Scripture Readings: Book of the Prophet Joel 2:12-18; Second Corinthians 5:20-6:2; Gospel According to Matthew 6:1-6, 16-18.
The readings for Mass today set the tone for the entire season of Lent which we now begin. Keep in mind the word “Lent” comes from the same root as our word “lengthen.” Of course in this season, as the days are getting longer, we are to “lengthen” or “increase” our fervor for the things of God, especially embodied in prayer, fasting and almsgiving. That may seem like hard work, and it can be, but it is supposed to be joyfully undertaken. If we prefer nothing whatever to Christ, then our prayer, fasting and almsgiving are necessarily a joyful endeavor. Why? Because it unites us along the same path that our Lord took, and He invites us on the same way.
Our Eastern Catholic and Orthodox brethren refer to these forty days as the “Lenten Spring.” Springtime implies new life, fresh starts and the earth itself warming beneath our feet. What is there not to like in all of that? I say that because some people, maybe even some monks, might dread the season of Lent, a time of what is often characterized by “giving up.” May the Lord help us to find in this season cause for joyful giving and doing!

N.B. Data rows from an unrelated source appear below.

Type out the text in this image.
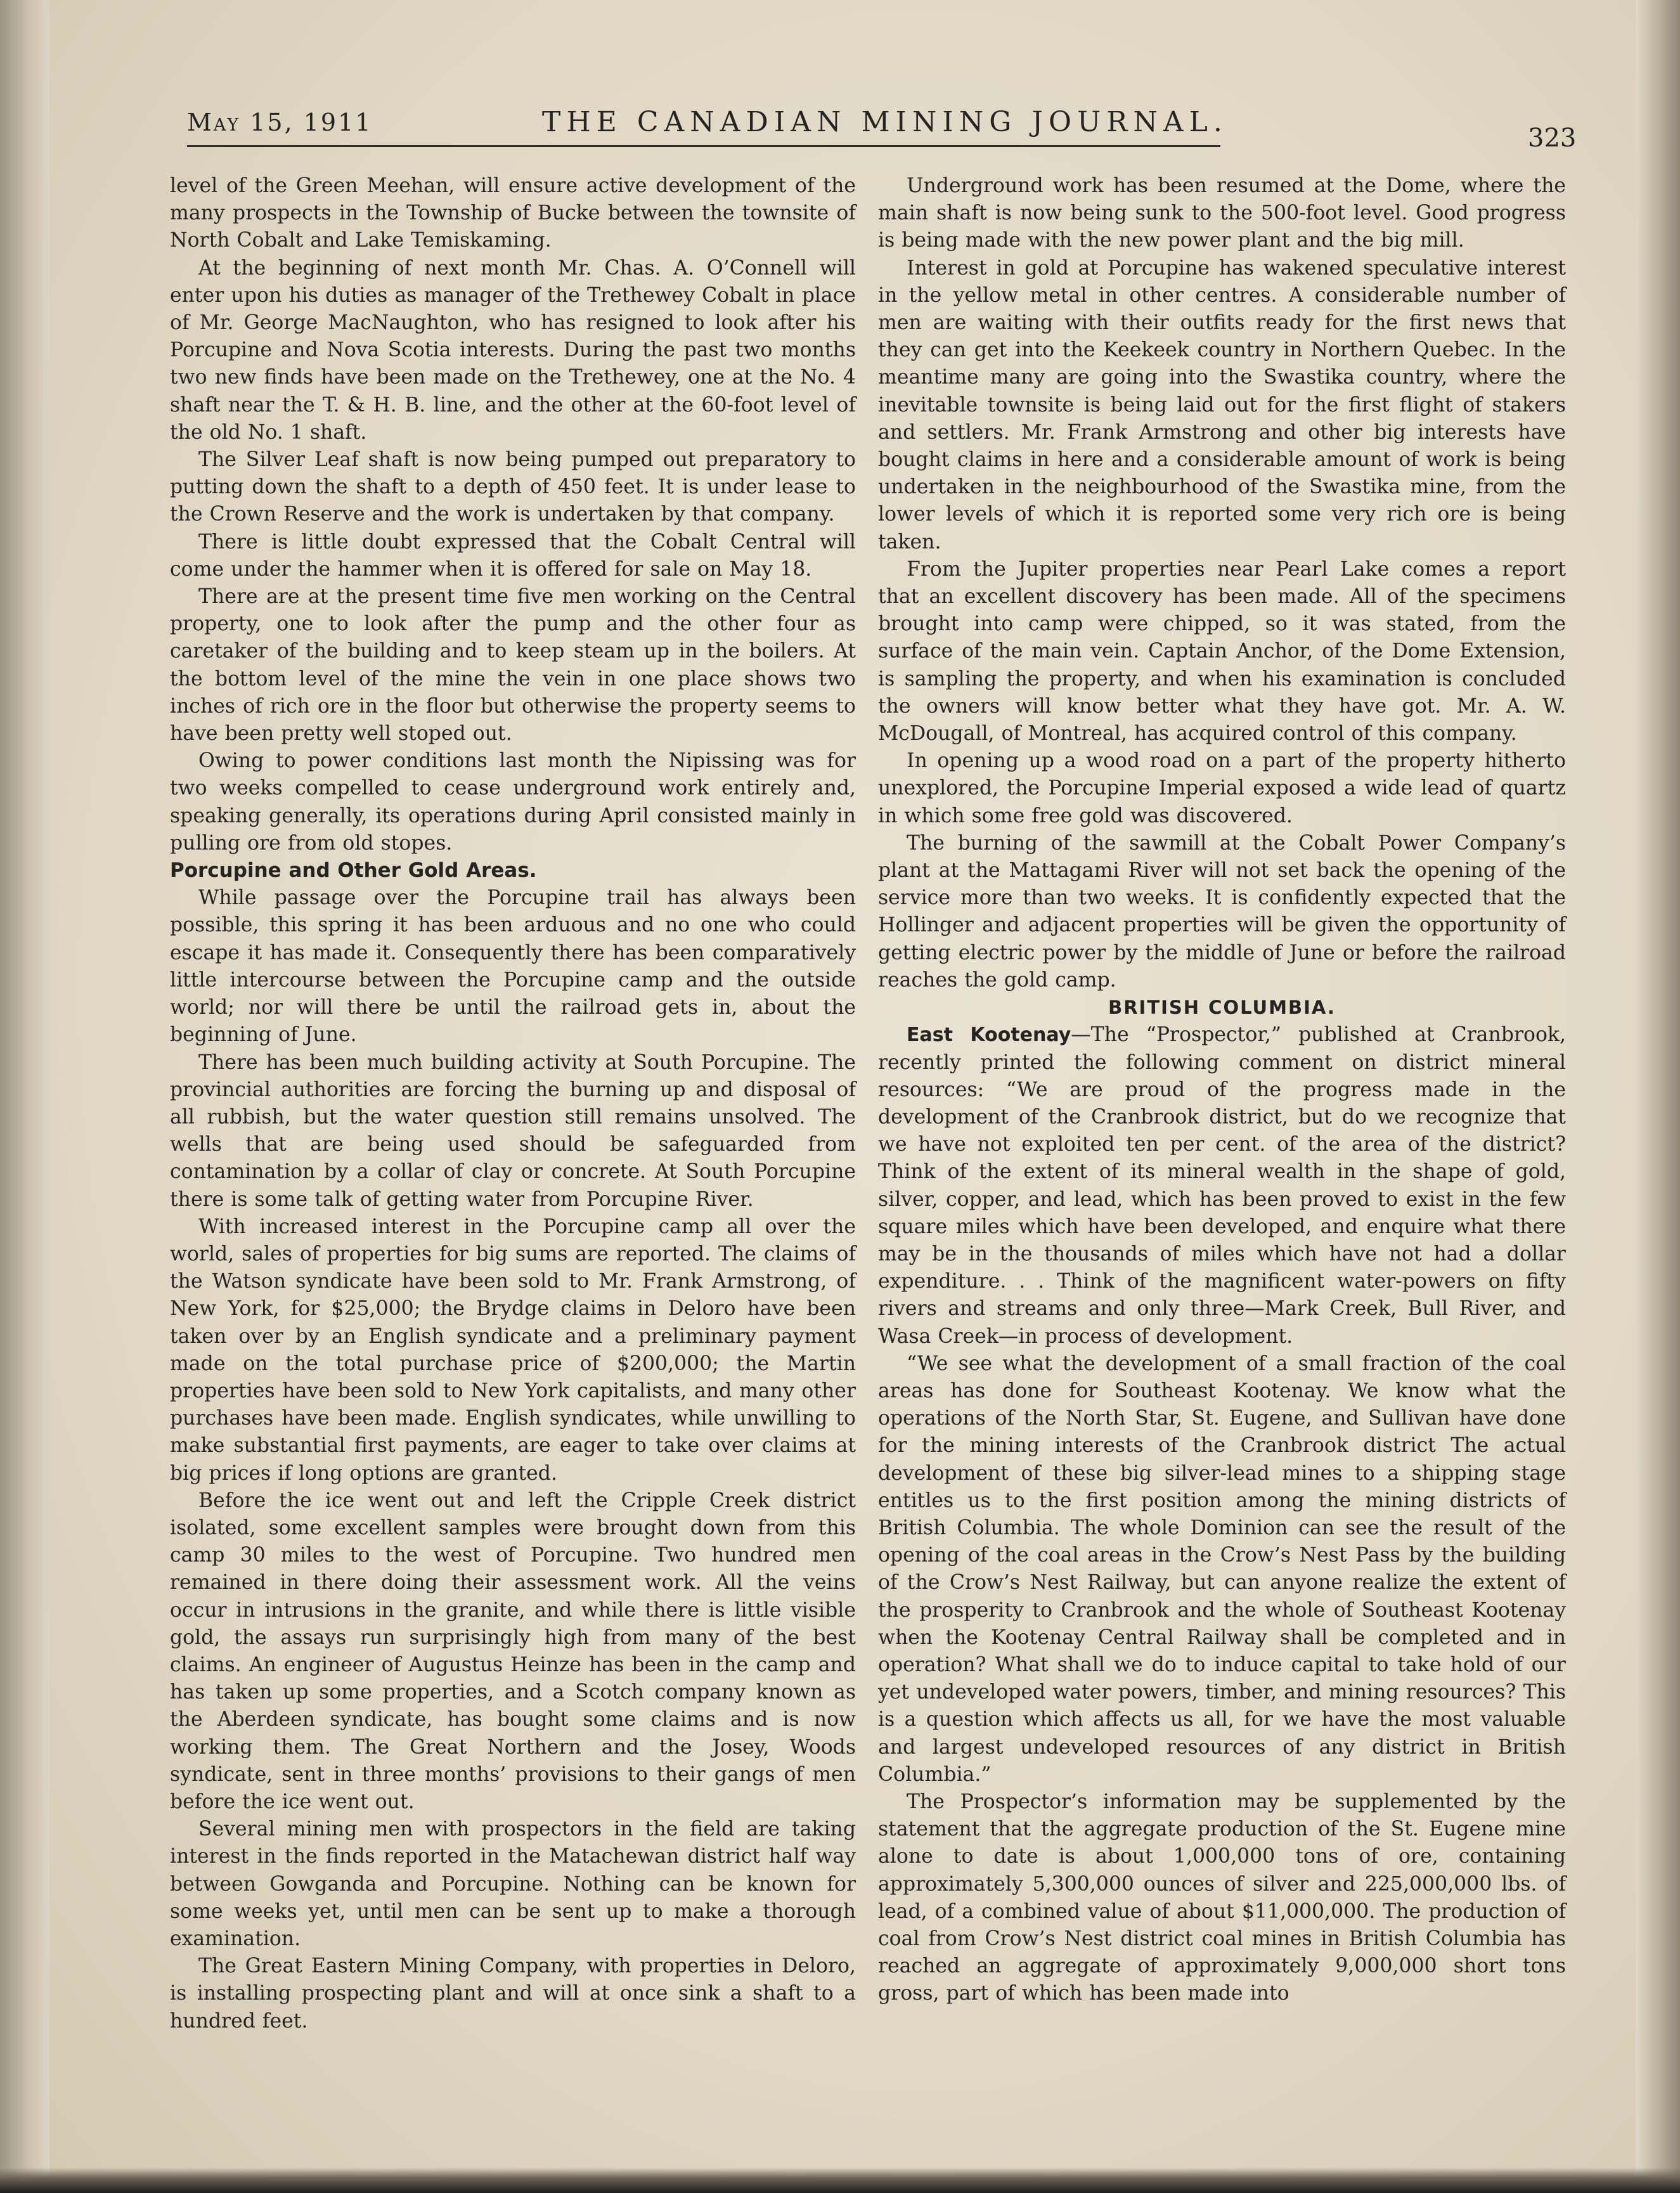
May 15, 1911	THE CANADIAN MINING JOURNAL.	323

level of the Green Meehan, will ensure active development of the many prospects in the Township of Bucke between the townsite of North Cobalt and Lake Temiskaming.

At the beginning of next month Mr. Chas. A. O’Connell will enter upon his duties as manager of the Trethewey Cobalt in place of Mr. George MacNaughton, who has resigned to look after his Porcupine and Nova Scotia interests. During the past two months two new finds have been made on the Trethewey, one at the No. 4 shaft near the T. & H. B. line, and the other at the 60-foot level of the old No. 1 shaft.

The Silver Leaf shaft is now being pumped out preparatory to putting down the shaft to a depth of 450 feet. It is under lease to the Crown Reserve and the work is undertaken by that company.

There is little doubt expressed that the Cobalt Central will come under the hammer when it is offered for sale on May 18.

There are at the present time five men working on the Central property, one to look after the pump and the other four as caretaker of the building and to keep steam up in the boilers. At the bottom level of the mine the vein in one place shows two inches of rich ore in the floor but otherwise the property seems to have been pretty well stoped out.

Owing to power conditions last month the Nipissing was for two weeks compelled to cease underground work entirely and, speaking generally, its operations during April consisted mainly in pulling ore from old stopes.

Porcupine and Other Gold Areas.

While passage over the Porcupine trail has always been possible, this spring it has been arduous and no one who could escape it has made it. Consequently there has been comparatively little intercourse between the Porcupine camp and the outside world; nor will there be until the railroad gets in, about the beginning of June.

There has been much building activity at South Porcupine. The provincial authorities are forcing the burning up and disposal of all rubbish, but the water question still remains unsolved. The wells that are being used should be safeguarded from contamination by a collar of clay or concrete. At South Porcupine there is some talk of getting water from Porcupine River.

With increased interest in the Porcupine camp all over the world, sales of properties for big sums are reported. The claims of the Watson syndicate have been sold to Mr. Frank Armstrong, of New York, for $25,000; the Brydge claims in Deloro have been taken over by an English syndicate and a preliminary payment made on the total purchase price of $200,000; the Martin properties have been sold to New York capitalists, and many other purchases have been made. English syndicates, while unwilling to make substantial first payments, are eager to take over claims at big prices if long options are granted.

Before the ice went out and left the Cripple Creek district isolated, some excellent samples were brought down from this camp 30 miles to the west of Porcupine. Two hundred men remained in there doing their assessment work. All the veins occur in intrusions in the granite, and while there is little visible gold, the assays run surprisingly high from many of the best claims. An engineer of Augustus Heinze has been in the camp and has taken up some properties, and a Scotch company known as the Aberdeen syndicate, has bought some claims and is now working them. The Great Northern and the Josey, Woods syndicate, sent in three months’ provisions to their gangs of men before the ice went out.

Several mining men with prospectors in the field are taking interest in the finds reported in the Matachewan district half way between Gowganda and Porcupine. Nothing can be known for some weeks yet, until men can be sent up to make a thorough examination.

The Great Eastern Mining Company, with properties in Deloro, is installing prospecting plant and will at once sink a shaft to a hundred feet.

Underground work has been resumed at the Dome, where the main shaft is now being sunk to the 500-foot level. Good progress is being made with the new power plant and the big mill.

Interest in gold at Porcupine has wakened speculative interest in the yellow metal in other centres. A considerable number of men are waiting with their outfits ready for the first news that they can get into the Keekeek country in Northern Quebec. In the meantime many are going into the Swastika country, where the inevitable townsite is being laid out for the first flight of stakers and settlers. Mr. Frank Armstrong and other big interests have bought claims in here and a considerable amount of work is being undertaken in the neighbourhood of the Swastika mine, from the lower levels of which it is reported some very rich ore is being taken.

From the Jupiter properties near Pearl Lake comes a report that an excellent discovery has been made. All of the specimens brought into camp were chipped, so it was stated, from the surface of the main vein. Captain Anchor, of the Dome Extension, is sampling the property, and when his examination is concluded the owners will know better what they have got. Mr. A. W. McDougall, of Montreal, has acquired control of this company.

In opening up a wood road on a part of the property hitherto unexplored, the Porcupine Imperial exposed a wide lead of quartz in which some free gold was discovered.

The burning of the sawmill at the Cobalt Power Company’s plant at the Mattagami River will not set back the opening of the service more than two weeks. It is confidently expected that the Hollinger and adjacent properties will be given the opportunity of getting electric power by the middle of June or before the railroad reaches the gold camp.

BRITISH COLUMBIA.

East Kootenay—The “Prospector,” published at Cranbrook, recently printed the following comment on district mineral resources: “We are proud of the progress made in the development of the Cranbrook district, but do we recognize that we have not exploited ten per cent. of the area of the district? Think of the extent of its mineral wealth in the shape of gold, silver, copper, and lead, which has been proved to exist in the few square miles which have been developed, and enquire what there may be in the thousands of miles which have not had a dollar expenditure. . . Think of the magnificent water-powers on fifty rivers and streams and only three—Mark Creek, Bull River, and Wasa Creek—in process of development.

“We see what the development of a small fraction of the coal areas has done for Southeast Kootenay. We know what the operations of the North Star, St. Eugene, and Sullivan have done for the mining interests of the Cranbrook district The actual development of these big silver-lead mines to a shipping stage entitles us to the first position among the mining districts of British Columbia. The whole Dominion can see the result of the opening of the coal areas in the Crow’s Nest Pass by the building of the Crow’s Nest Railway, but can anyone realize the extent of the prosperity to Cranbrook and the whole of Southeast Kootenay when the Kootenay Central Railway shall be completed and in operation? What shall we do to induce capital to take hold of our yet undeveloped water powers, timber, and mining resources? This is a question which affects us all, for we have the most valuable and largest undeveloped resources of any district in British Columbia.”

The Prospector’s information may be supplemented by the statement that the aggregate production of the St. Eugene mine alone to date is about 1,000,000 tons of ore, containing approximately 5,300,000 ounces of silver and 225,000,000 lbs. of lead, of a combined value of about $11,000,000. The production of coal from Crow’s Nest district coal mines in British Columbia has reached an aggregate of approximately 9,000,000 short tons gross, part of which has been made into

The first reading for Mass today, from the Prophet Joel, is an elegant invitation from God for each of us to “return to the Lord.” The Prophet Joel is telling us what we should be doing in this season. The Letter of Saint Paul to the Corinthians today is concerned with the end or the purpose of Lent, maybe best expressed by the term “reconciliation,” that is, to be made one again with God through receiving God’s forgiveness. Finally the Gospel for Ash Wednesday, from Saint Matthew, tells us how we should live these forty days. Not only by the practices of prayer, fasting and almsgiving, but also looking at the kind of motivation or moving force that needs to be part of all that we do during Lent, namely, for the love of God and neighbor.

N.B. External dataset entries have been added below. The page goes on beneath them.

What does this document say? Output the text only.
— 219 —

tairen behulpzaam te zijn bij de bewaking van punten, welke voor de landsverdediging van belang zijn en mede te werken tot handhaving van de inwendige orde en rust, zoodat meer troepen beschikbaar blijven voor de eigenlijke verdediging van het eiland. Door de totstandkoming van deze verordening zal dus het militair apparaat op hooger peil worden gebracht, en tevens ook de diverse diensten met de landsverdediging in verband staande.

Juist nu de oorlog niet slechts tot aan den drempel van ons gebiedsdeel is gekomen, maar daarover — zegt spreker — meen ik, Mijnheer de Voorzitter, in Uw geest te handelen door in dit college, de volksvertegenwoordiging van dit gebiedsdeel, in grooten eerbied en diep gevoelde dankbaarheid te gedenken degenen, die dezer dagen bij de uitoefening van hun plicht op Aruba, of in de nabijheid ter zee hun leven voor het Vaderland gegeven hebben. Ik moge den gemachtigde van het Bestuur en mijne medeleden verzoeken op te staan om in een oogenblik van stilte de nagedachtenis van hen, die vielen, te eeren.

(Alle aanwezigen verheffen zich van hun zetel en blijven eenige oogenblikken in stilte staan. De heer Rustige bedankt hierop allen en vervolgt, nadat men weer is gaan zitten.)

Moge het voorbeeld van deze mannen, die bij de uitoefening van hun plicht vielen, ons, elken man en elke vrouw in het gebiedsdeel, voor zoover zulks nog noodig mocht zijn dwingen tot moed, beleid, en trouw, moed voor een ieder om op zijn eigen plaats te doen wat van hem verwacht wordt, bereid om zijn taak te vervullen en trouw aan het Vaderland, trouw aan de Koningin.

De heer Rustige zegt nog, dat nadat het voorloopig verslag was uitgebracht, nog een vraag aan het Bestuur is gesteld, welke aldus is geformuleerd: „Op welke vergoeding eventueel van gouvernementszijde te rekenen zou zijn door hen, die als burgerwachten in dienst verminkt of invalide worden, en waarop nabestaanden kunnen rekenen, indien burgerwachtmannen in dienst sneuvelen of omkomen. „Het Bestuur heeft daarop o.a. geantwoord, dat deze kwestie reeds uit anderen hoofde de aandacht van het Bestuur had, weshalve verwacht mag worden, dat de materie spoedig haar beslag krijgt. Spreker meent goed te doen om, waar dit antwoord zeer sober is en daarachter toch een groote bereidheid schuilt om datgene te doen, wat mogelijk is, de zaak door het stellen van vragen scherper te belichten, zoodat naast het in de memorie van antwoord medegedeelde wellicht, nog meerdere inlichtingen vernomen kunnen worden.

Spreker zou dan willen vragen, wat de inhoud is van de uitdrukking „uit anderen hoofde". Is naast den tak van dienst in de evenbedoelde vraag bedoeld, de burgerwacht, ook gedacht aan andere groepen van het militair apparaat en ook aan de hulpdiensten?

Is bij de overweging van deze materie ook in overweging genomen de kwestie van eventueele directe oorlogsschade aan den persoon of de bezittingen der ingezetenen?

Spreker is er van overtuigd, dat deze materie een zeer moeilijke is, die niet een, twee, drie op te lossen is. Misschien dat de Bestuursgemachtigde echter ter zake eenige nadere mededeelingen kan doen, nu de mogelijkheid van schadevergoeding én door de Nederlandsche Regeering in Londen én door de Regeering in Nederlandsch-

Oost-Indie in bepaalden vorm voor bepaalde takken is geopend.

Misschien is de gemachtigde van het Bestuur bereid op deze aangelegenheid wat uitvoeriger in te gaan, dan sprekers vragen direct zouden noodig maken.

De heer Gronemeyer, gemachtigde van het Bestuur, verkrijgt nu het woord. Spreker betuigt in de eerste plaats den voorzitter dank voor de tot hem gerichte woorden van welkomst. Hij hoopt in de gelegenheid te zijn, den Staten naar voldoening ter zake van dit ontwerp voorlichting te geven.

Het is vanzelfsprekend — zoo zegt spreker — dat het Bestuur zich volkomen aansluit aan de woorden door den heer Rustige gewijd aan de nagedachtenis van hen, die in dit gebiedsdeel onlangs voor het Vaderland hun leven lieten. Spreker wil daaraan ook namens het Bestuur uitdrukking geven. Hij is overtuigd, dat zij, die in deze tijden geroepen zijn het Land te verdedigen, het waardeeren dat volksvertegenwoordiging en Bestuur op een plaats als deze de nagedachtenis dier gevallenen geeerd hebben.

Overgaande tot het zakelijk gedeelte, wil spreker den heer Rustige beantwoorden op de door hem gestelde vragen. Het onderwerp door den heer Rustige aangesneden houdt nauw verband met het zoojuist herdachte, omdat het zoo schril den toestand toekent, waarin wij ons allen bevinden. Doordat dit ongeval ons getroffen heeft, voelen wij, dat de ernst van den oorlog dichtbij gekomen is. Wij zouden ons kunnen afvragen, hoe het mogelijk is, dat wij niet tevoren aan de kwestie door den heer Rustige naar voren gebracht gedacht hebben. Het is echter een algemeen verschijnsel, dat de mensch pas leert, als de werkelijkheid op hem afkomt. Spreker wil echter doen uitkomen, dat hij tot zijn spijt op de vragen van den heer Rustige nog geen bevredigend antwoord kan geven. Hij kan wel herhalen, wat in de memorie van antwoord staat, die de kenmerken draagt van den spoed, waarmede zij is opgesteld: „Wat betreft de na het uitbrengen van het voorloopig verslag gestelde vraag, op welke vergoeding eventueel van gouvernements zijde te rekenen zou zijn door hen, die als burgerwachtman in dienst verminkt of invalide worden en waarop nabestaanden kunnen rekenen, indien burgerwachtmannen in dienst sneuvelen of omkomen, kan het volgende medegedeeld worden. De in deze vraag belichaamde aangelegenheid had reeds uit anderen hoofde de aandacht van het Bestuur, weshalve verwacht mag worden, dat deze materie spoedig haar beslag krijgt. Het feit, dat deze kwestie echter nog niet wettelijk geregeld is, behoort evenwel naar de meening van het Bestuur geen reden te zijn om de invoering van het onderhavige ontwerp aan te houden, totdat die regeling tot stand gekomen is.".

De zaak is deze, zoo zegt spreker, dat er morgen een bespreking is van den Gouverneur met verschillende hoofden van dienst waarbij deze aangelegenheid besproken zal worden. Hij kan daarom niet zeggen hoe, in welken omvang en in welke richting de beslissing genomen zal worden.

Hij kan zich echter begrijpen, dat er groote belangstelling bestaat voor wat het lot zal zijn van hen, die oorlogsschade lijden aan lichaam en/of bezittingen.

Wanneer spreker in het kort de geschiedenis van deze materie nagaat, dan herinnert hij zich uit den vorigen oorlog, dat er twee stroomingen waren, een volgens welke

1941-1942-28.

With the arrival of Ash Wednesday we recognize that “now is the day of salvation,” as Scripture says. Of course every day is “the day of salvation,” but we humans need to be reminded of that truth over and again, and the annual Liturgical season of Lent offers us a golden opportunity to begin anew, to work harder, to be more disposed, to all that God has in store for those who love Him.
The reception of ashes from the blessed palms of last year’s Palm Sunday, placed on our foreheads today, reminds us of an important ideal, expressed perfectly in the words accompanying the imposition of ashes: “Remember, man, that thou art dust and unto dust thou shalt return.” There is another formula that can be used, “Repent and believe in the Gospel.” My preference is the first option, as the one that I know from childhood, and that I use in the distribution of ashes: “Remember, man, that thou art dust and unto dust thou shalt return.”

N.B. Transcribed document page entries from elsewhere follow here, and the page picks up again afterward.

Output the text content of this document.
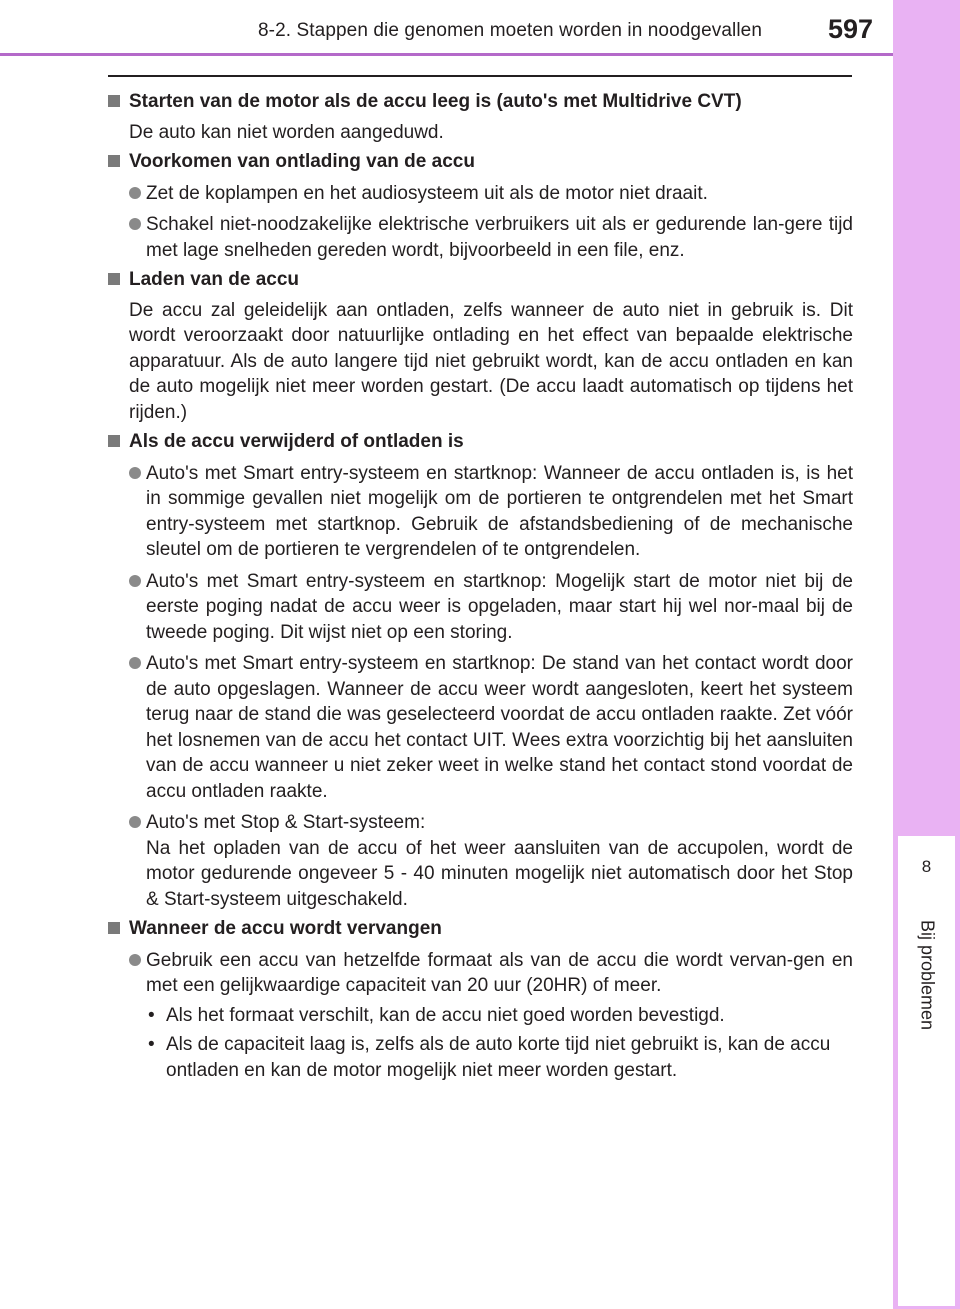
8
Bij problemen
8-2. Stappen die genomen moeten worden in noodgevallen 597
Starten van de motor als de accu leeg is (auto's met Multidrive CVT)
De auto kan niet worden aangeduwd.
Voorkomen van ontlading van de accu
Zet de koplampen en het audiosysteem uit als de motor niet draait.
Schakel niet-noodzakelijke elektrische verbruikers uit als er gedurende lan-gere tijd met lage snelheden gereden wordt, bijvoorbeeld in een file, enz.
Laden van de accu
De accu zal geleidelijk aan ontladen, zelfs wanneer de auto niet in gebruik is. Dit wordt veroorzaakt door natuurlijke ontlading en het effect van bepaalde elektrische apparatuur. Als de auto langere tijd niet gebruikt wordt, kan de accu ontladen en kan de auto mogelijk niet meer worden gestart. (De accu laadt automatisch op tijdens het rijden.)
Als de accu verwijderd of ontladen is
Auto's met Smart entry-systeem en startknop: Wanneer de accu ontladen is, is het in sommige gevallen niet mogelijk om de portieren te ontgrendelen met het Smart entry-systeem met startknop. Gebruik de afstandsbediening of de mechanische sleutel om de portieren te vergrendelen of te ontgrendelen.
Auto's met Smart entry-systeem en startknop: Mogelijk start de motor niet bij de eerste poging nadat de accu weer is opgeladen, maar start hij wel nor-maal bij de tweede poging. Dit wijst niet op een storing.
Auto's met Smart entry-systeem en startknop: De stand van het contact wordt door de auto opgeslagen. Wanneer de accu weer wordt aangesloten, keert het systeem terug naar de stand die was geselecteerd voordat de accu ontladen raakte. Zet vóór het losnemen van de accu het contact UIT. Wees extra voorzichtig bij het aansluiten van de accu wanneer u niet zeker weet in welke stand het contact stond voordat de accu ontladen raakte.
Auto's met Stop & Start-systeem:
Na het opladen van de accu of het weer aansluiten van de accupolen, wordt de motor gedurende ongeveer 5 - 40 minuten mogelijk niet automatisch door het Stop & Start-systeem uitgeschakeld.
Wanneer de accu wordt vervangen
Gebruik een accu van hetzelfde formaat als van de accu die wordt vervan-gen en met een gelijkwaardige capaciteit van 20 uur (20HR) of meer.
• Als het formaat verschilt, kan de accu niet goed worden bevestigd.
• Als de capaciteit laag is, zelfs als de auto korte tijd niet gebruikt is, kan de accu ontladen en kan de motor mogelijk niet meer worden gestart.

These words are an invitation to look at one’s own life in a different way. No need to accumulate; no need to look up how much a U-haul trailer costs to rent as we grow closer to death. No, the point is, we must depend on God’s provident care now and throughout our life, and ultimately at the end of our earthly sojourn. For that care of God we should greatly rejoice.
Holy Lent, which we begin again this day, is a loving invitation from our God to pursue a more intimate relationship with our God, to go forth with a real conversion, to make humble penance for our sins and receive the Church’s Sacrament of Forgiveness. We don’t do any of this to feel good about ourselves or to avoid being thrust into hell, but in order to produce the good fruit the Lord expects of us, so that we live fully the joy of Easter, the Resurrection of our Lord and Savior Jesus Christ. To this goal we eagerly take up our Lenten practices in this year of our Lord 2020.